Smart Home Carbon Monoxide (CO) Detector

This project is similar to our smart home smoke sensor, where we have taken a standard device and connected to our smart home, to enable it to become much more intelligent.

For this project we are using a Kidde 7CO Carbon Monoxide Alarm. We have chosen this device because we like its looks, it has a 10-year warranty and is reasonably priced at around £15. It is also nice and compact (115mm × 70mm × 35mm) and comes with a nice wall mounting plate. It also comes with batteries.


Optically isolated input board
The plan is to connect this CO sensor to our Home Control System (HCS) using our generic optically isolated input board. This approach also provides a 12V dc power feed to the alarm.

Note: This next bit will invalidate the warranty on the device!

Case opened
There are four clips holding the front and back of the case together. To open it you first need to cut through the sticker wiht the manufacturing date on the side. This will invalidate the warranty but we are not worried about warranties on such cheap devices.

There is a pin that holds three battery springs in place and we have removed the pin and these spring clips as we no longer need them.

Mounting plate
The back battery cover is also the mounting plate.

Circuit board front
Front view of the circuit board, clearly showing the battery connection points. The LED on the left is the red alarm LED and we are taking our signal feed from the anode of this LED.

Circuit board back
The rear view of the circuit board. We are going to solder a very fine wire to the LED anode on the back of the circuit board. We are also soldering fine wires to the battery clip points.

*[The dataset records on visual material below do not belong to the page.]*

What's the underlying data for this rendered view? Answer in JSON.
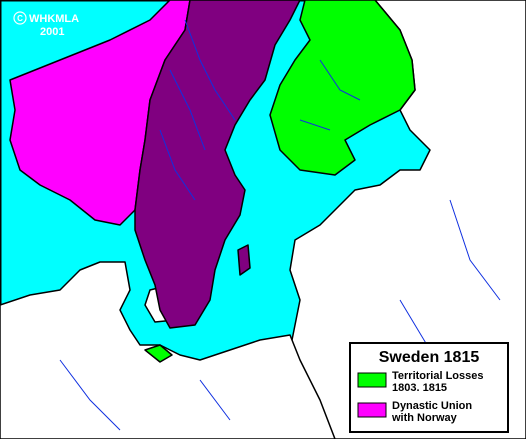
{
  "copyright": {
    "symbol": "C",
    "owner": "WHKMLA",
    "year": "2001"
  },
  "legend": {
    "title": "Sweden 1815",
    "items": [
      {
        "lines": [
          "Territorial Losses",
          "1803. 1815"
        ],
        "color": "#00ff00"
      },
      {
        "lines": [
          "Dynastic Union",
          "with Norway"
        ],
        "color": "#ff00ff"
      }
    ]
  }
}
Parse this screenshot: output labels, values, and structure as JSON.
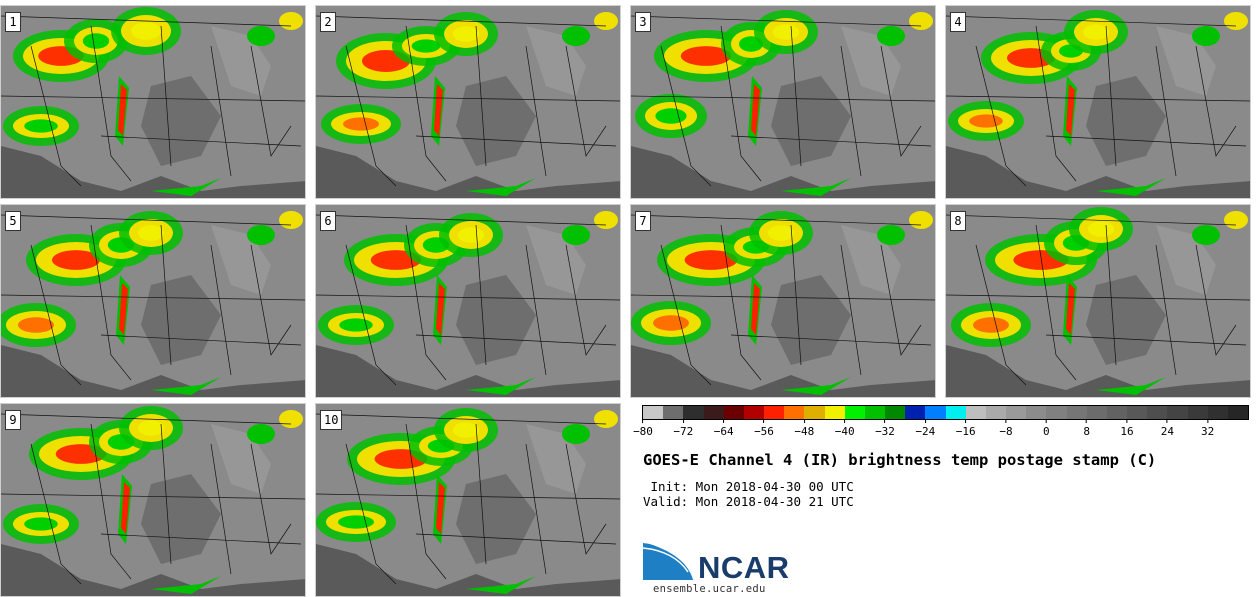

So we have three fine wires leading off of the circuit board: red = +5V, black = ground, blue = signal. These will then feed into a tiny circuit board with the regulator and transistor to convert the LED signal to a 12V dc signal. This circuit board sits in the battery compartment, so that the device can be mounted flush onto a surface and the wires will be out of sight.


The whole of our Home Control System (HCS) is powered via our 12V dc Uninterruptible Power Supply (UPS), so we don't have to worry about changing batteries in devices and mains power failures.

This device is powered by three AA (1.5V) batteries and three new alkaline AA batteries supply up to 4.9V. Our testing showed that this device is happy with any voltage over 4.0V dc. Below this voltage it will start to signal that the 'battery' is low. The actual device will keep working with voltages as low as 2.25V though. Below this voltage it is not happy and sounds continuously.

Voltage rectifier circuit
This is our circuit board with a LM317H adjustable voltage regulator (we happened to have one to hand). It is much smaller than an AA battery so that it easily fits inside the batttery compartment. It is designed to provide a 4.65V dc supply voltage from the the 12V dc feed from our input board. This will ensure that the device never thinks the 'batteries' are running flat.


4N26 opt-isolator
Our optically isolated input board is designed to accept a 12V dc signal back into the opto-isolator input stage, we use the feed to the LED on the front of the device to drive the input stage of a 4N26 opto-isolator.

This means we have two opto-isolators in use for this device but they are very cheap and it keeps the interfaces simple and consistent between numerous devices.

This is the circuit board with the four wires soldered to it:
Circuit with wires soldered

The blue wire goes to the anode of the red LED. Our testing shows that this is fixed at the supply voltage, which tells us that the LED is lit by the circuit pulling the cathode down to ground (via a resistor). The green wire is connected to the cathode of the red LED. These are used to wire the input stage of an opto-isolator in parallel with the existing red LED. A resistor is also used to limit the current into the opto-isolator. The red wire is the +4.5V dc feed and an the black wire is ground.

In Use

The whole point about this alarm is that once installed, we don't have to worry about it. It the alarm goes off, the sounder built in to the alarm will make some noise and our smart home will get notified and take appropriate action.

The operation of the LEDs on this alarm also mean that we will know when it has failed or reached the end of its life. If it malfunctions, the red LED will light (sending a signal to our smart home) and the alarm emits a continuous tone. When it reaches the end of its life, the alarm chirps twice every 30 seconds and the red LED flashes twice (sending a signal to our smart home).


As you can probably tell, we like to wire things up to our smart home. This gives us the ability to use cheap 'off the shelf' sensors and devices that can quickly and easily be replaced if need be.

By using a wired solution we also eliminate the need to change batteries, whilst enabling the alarm to work through mains power outages.

A wired interface also ensures that the interface to our smart home is extremely reliable when compared to wireless technologies. This is important when we are talking about safety devices like this. It is also not subject to interference by other devices and wireless technologies.

A simple wired interface like this is also not going to be made redundant any time soon and superceded by new variants and updates (unlike Wi-Fi, Z-Wave, ZigBee, etc.). It is very much future-proof when compared to wireless technologies.